In a town hall meeting a few months ago, the pharmacist said the outlook was positive. Now, in a company update today, employees were told that operations will continue as normal, but the company is entering another Chapter 11 bankruptcy and in search of a buyer for “all of our components.”
“It didn’t sound like we’re looking for a buyer for our company,” he told Pharmacy Times in an interview. “We’re looking for a buyer for our scripts, our drug processing systems, essentially everything. Bits and pieces, whatever can be sold, will be sold until we get to the point where we can cease operations, or we have to cease operations. But essentially selling as much to pay back our lenders as possible and then closing up shop.”

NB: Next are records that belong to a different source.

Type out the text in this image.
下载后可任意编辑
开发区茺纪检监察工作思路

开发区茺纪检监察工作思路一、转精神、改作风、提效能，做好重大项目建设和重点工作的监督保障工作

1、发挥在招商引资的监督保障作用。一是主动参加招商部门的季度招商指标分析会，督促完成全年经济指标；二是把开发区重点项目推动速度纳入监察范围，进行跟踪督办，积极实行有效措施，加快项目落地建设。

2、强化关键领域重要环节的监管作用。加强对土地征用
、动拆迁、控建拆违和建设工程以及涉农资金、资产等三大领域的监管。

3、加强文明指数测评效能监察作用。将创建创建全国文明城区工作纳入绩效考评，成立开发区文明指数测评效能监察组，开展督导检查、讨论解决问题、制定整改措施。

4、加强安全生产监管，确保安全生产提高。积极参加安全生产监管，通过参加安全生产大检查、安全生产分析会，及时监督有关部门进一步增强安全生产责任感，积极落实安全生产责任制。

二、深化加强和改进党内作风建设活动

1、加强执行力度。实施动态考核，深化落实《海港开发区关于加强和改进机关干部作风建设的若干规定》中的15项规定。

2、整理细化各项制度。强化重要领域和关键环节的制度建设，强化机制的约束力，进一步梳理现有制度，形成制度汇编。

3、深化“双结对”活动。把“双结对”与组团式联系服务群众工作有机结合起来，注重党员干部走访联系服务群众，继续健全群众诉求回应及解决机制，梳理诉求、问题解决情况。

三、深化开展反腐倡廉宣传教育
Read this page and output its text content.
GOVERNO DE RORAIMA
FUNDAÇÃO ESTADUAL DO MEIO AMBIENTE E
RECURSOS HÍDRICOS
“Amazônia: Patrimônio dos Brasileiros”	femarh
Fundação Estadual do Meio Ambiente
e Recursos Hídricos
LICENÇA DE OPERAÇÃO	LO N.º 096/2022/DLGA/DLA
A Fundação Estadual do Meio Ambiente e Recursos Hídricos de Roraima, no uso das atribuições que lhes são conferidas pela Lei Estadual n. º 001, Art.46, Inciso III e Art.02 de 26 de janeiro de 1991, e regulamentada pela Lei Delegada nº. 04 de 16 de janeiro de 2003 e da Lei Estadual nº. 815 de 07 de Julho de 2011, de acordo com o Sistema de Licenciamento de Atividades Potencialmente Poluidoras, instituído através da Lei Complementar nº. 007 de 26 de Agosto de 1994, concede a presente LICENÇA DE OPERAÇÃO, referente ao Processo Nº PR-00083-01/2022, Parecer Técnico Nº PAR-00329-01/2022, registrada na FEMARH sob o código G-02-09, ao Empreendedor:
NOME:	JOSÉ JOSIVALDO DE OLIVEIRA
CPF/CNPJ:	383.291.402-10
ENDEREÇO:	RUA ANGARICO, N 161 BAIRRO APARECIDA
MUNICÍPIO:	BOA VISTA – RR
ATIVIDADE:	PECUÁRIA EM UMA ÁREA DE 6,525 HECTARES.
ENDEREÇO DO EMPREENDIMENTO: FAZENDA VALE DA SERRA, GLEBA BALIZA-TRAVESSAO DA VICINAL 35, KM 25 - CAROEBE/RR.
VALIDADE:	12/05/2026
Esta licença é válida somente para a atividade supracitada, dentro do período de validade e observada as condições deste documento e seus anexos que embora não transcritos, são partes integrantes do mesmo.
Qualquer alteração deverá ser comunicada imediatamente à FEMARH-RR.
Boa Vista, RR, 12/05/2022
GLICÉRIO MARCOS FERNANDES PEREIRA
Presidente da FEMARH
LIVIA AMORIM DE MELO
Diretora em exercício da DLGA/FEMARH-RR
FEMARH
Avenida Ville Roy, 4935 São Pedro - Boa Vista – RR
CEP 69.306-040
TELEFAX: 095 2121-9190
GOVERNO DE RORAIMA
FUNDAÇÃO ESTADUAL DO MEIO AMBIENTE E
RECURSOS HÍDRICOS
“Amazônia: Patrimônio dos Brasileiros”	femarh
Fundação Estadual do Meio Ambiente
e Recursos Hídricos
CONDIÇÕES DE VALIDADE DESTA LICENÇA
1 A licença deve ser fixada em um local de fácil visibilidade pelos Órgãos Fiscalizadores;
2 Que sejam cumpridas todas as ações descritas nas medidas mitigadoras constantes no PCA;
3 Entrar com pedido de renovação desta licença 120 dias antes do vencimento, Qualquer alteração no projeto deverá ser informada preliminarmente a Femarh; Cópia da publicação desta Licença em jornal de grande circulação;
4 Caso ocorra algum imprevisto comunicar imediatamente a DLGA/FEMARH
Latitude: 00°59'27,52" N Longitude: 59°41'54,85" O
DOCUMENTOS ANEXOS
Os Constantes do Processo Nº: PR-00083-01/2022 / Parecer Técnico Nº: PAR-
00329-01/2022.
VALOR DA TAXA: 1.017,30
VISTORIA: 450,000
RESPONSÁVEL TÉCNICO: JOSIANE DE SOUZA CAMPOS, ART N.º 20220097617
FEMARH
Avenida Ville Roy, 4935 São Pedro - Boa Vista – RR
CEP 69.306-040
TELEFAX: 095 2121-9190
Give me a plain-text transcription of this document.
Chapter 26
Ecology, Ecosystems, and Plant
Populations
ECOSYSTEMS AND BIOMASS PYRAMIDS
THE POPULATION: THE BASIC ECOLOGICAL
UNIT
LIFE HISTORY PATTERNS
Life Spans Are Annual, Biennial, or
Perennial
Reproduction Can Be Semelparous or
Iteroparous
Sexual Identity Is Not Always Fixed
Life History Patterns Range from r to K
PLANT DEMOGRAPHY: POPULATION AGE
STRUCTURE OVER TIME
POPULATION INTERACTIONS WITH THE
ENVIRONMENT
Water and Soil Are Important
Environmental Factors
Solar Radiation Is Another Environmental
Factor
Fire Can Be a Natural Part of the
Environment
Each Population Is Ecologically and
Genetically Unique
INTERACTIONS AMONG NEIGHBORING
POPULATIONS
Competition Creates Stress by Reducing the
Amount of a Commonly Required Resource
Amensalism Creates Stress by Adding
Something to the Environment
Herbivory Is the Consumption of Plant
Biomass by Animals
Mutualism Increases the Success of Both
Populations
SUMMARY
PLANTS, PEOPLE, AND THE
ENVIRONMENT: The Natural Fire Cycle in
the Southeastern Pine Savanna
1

This follows the company’s first Chapter 11 bankruptcy filing in October 2023, which was largely attributed to significant debt and lawsuits related to the opioid crisis. A number of locations were closed in the aftermath of this first bankruptcy filing, and the company reduced its total debt by approximately $2 billion. It also sold its pharmacy benefit manager, Elixir.2,3
In September 2023, as Rite Aid announced its emergence from bankruptcy and plans to move forward, Schroeder was appointed as CEO. He had previously served as chief financial officer for the company.2
“I think this is really unprecedented,” the pharmacist said. “I don’t think any pharmacy chain this large has ceased to operate this suddenly, especially because we still have a little over 1200 stores, and they’re not spread out across the country.”
Importantly, the company has only said it intends to file for bankruptcy and cut jobs as of right now. This story will continue to develop.